Getting Back to Basics

Mike Schmoker’s new book lays out an achievable prescription for resuscitating classroom learning

A teacher tutoring a student in reading in a classroom

I must admit, I’d become something of an education fatalist.

I know the research about direct instruction. I know the power of a knowledge-rich, well-sequenced curriculum and the promise of school choice. I know that individual schools and even whole charter systems can achieve amazing results. But I always wonder: Is it all for naught?

Ideologically-corrupted colleges of education and their woke professors inundate American schools with terrible ideas. Unions intimidate governors, both Democratic and Republican, away from beneficial legislation. Family backgrounds and general intelligence create seemingly insurmountable achievement gaps. Do such determinative factors confound even the best laid schemes of mice, men, and technocratic education reformers?

In light of that fatalism, I needed to read Mike Schmoker’s latest release, Results Now 2.0, more than the typical education reform book. Schmoker—a former administrator and English teacher who’s written several best-sellers—convincingly provides a definitive “no” in response to my questions.

His survey of the current state of American classrooms provides a glimmer of hope—especially as it pertains to what he calls the “Crayola Curriculum.” Students spend an inordinate amount of time cutting, pasting, coloring, gluing, and glittering. There’s a dismaying lack of reading, writing, and discussion. But precisely therein lies the hope: There’s so much wasted time that minor improvements could garner significant results.

Displacing the near religious commitment to progressive education in America’s teacher prep programs seems impossible. Reforming the fraying American family is a generations-long project. But replacing hours of aimless activities with little to no educational value? That’s an accomplishable undertaking.

We don’t need to convince Jo Boaler to rewrite California’s math framework. We don’t need to replace Paulo Freire with E.D. Hirsch on teacher prep reading lists. We only have to get the average classroom teacher to spend a little less time with coloring worksheets or word searches and more time reading good books together or writing extended responses.

There’s no chance I can get my old professors to take the scales from their eyes and see the errors of their ways. But when I cross paths with my colleagues at the copier printing another cut-and-paste activity, that’s an easier place for reform. To paraphrase a wise wizard, it’s not necessarily “great power” or federal reforms that can keep illiteracy in check, but rather an aggregate of “small things, everyday deeds of ordinary folks” that create the schools that students need.

Schmoker’s book has far more going for it than the fact that it shook me from my fatalistic rut. I’ve been searching for a single resource for people who are looking for an alternative to the dogmas of Piaget and Dewey, inquiry learning and project-based units.

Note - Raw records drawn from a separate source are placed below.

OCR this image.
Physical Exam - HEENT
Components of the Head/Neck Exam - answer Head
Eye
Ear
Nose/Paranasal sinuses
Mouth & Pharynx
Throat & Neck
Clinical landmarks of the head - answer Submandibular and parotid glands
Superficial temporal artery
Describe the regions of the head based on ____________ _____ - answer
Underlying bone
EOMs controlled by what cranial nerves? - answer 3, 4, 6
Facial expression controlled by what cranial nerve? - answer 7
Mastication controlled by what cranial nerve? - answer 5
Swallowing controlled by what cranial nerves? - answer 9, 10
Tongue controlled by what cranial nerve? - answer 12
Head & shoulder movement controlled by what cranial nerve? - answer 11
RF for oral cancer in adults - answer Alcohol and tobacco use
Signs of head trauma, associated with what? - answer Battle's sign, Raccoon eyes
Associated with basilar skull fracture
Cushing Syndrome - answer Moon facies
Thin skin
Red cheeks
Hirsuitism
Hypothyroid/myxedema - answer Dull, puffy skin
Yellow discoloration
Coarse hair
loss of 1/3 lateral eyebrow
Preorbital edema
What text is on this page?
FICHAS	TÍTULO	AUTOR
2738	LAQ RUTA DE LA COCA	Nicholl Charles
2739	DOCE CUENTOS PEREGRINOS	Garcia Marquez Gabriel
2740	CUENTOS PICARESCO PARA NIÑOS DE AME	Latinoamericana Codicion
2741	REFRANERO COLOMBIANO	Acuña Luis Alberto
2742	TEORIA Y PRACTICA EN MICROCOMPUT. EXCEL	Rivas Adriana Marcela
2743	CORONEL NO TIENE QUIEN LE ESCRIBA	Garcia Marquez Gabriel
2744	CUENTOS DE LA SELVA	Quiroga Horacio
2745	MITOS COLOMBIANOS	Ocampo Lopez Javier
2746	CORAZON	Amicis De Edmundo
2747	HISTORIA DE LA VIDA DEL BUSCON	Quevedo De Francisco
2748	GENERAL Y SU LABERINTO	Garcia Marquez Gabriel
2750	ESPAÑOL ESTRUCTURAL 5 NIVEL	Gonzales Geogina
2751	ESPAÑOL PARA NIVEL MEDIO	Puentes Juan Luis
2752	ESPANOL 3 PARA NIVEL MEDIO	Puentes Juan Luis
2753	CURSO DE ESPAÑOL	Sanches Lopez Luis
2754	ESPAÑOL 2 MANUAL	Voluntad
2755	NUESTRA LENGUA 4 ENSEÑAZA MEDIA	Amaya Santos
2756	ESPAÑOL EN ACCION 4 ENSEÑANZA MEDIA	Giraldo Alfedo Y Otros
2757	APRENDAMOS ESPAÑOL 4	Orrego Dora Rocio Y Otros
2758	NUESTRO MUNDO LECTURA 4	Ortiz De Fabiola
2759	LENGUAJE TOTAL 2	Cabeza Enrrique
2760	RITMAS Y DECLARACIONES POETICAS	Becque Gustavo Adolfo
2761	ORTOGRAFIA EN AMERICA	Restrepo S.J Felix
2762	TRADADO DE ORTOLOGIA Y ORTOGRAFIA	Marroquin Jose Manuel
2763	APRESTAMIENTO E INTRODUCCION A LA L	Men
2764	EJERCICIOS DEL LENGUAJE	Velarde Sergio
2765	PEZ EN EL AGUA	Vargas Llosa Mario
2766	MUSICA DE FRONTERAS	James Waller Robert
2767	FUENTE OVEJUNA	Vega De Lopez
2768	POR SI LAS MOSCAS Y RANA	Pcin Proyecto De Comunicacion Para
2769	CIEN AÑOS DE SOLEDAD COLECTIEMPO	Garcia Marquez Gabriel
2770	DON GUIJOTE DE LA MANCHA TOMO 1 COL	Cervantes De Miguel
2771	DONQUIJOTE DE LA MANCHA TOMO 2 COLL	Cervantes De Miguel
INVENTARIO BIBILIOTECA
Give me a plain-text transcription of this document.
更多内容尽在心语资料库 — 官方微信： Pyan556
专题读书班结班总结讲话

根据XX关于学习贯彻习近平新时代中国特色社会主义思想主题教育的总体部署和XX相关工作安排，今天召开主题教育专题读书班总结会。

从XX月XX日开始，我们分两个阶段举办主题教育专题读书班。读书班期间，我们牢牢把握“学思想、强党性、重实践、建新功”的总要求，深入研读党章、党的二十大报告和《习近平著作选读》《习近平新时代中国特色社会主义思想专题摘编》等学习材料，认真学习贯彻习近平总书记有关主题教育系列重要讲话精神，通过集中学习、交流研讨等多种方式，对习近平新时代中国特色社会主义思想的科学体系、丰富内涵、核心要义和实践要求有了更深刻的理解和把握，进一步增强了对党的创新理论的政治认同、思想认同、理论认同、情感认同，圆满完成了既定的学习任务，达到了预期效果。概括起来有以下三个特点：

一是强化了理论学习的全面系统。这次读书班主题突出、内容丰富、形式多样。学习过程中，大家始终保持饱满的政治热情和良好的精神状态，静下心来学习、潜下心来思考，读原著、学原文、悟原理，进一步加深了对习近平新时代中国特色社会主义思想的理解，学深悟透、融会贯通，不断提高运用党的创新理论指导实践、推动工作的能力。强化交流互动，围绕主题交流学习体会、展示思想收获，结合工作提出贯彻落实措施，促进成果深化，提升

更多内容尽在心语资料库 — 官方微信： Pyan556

E.D. Hirsch is an obvious first choice, but the length, theory, and tedium can make him a hard sell to busy teachers. Doug Lemov has done the thankless work of turning abstract ideas into much-needed, practical, step-by-step guides, but he won’t convince anyone still committed to progressive education. John Sweller and Paul Kirschner wrote some of the seminal, academic essays refuting unstructured learning, but they wrote just that: academic essays.

Schmoker’s book covers it all: He rebuts faulty theories and practices, covers the research behind structured practice and explicit instruction, and outlines practical policies that teachers, administrators, and policymakers can follow to bring about swift change.

Schmoker’s recommendations are basic but essential. Schools and reformers waste much energy designing gaudy projects, money investing in the latest technology, and time facilitating useless activities. In reality, there’s no occult knowledge to great teaching and learning. Effective instruction isn’t “sexy.” Rather, teachers need to just spend more time on task, clearly modeling procedures, reading books, facilitating structured practice, and requiring extended written responses. We try to “innovate” away from the basics, and our students lose out for it.

Admittedly, perhaps such reform is achievable because the bar is so low already and there’s simply so much wasted time. He gives countless examples of schools that skyrocketed their scores within a year simply by encouraging daily writing. When students spend more time with crayons than books, the return on investment of even the smallest of adjustments will be large.

If there’s any flaw in his book, it’s the lack of discussion of behavioral expectations and consequences. I worked in a school that had a great curriculum and at least espoused a belief in teacher-led instruction, but all was for naught because the school couldn’t maintain basic order. Behavioral policies are primary to curriculum and instruction. But I doubt Schmoker would deny the importance of classroom or school management, and his eschewal of this topic is simply because every author can’t address every topic in every book.

Ultimately, we overcomplicate education reform to our own peril. In his own words:

We should remind teachers that their lessons need not be particularly elaborate or complex. Teachers can build them around versatile (but underappreciated) routine academic activities such as close reading, note-taking, discussions, and writing prompts about content…. Done right, these activities never become dull. Curriculum built around this core simplifies lesson planning and powerfully promotes students’ intellectual and expressive capacities.

It’s a simple vision for our schools, but it’s powerful precisely because of its simplicity.

Daniel Buck is a teacher, senior visiting fellow at the Fordham Institute, and author of the book What Is Wrong with Our Schools?